Hydrolyzed urine samples were cleaned by eluting samples through β-Gone plus plates from Phenomenex and diluted with water. 10 µL of sample was injected on a Thermo Scientific™ Vanquish™ UHPLC system coupled with a Thermo Scientific™ Endura™ Triple Quadrupole Mass Spectrometer using a Phenomenex Kinetex® 2.6 μm Biphenyl 100 Å, 50 x 4.6 mm column. Mobile phase A and B were 0.1% formic acid in water and 0.1% formic acid in acetonitrile, respectively.

Results
Ninety-six patient samples that tested positive for opioids were hydrolyzed with equivalent protein amounts by two different β-glucuronidases. Samples were labeled “positive” if drug free recovery was ≥ 25 ng/mL. One β-glucuronidase consistently reported more positives than the other β-glucuronidase, indicating possible false negatives for the latter.
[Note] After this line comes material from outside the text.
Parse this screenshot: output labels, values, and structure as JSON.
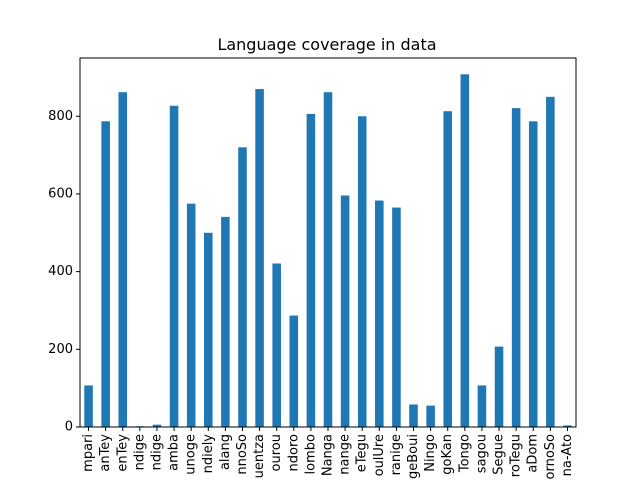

To determine if enzyme inhibition was involved, four patient samples and a control sample were hydrolyzed with a range of β-glucuronidase amounts (0-100 µg of one β-glucuronidase and 0-200 µg of the second). Hydrolysis was considered complete when < 20% of drug glucuronide was remaining. Several patient samples required more enzyme to complete hydrolysis than the control sample. This indicates that some patient samples may have endogenous inhibitors that can reduce hydrolysis of drug glucuronides.

Conclusion
Some patient samples may contain endogenous urine inhibitors that affect enzyme hydrolysis relative to control samples. Additionally, not all enzymes are inhibited equally by these endogenous molecules.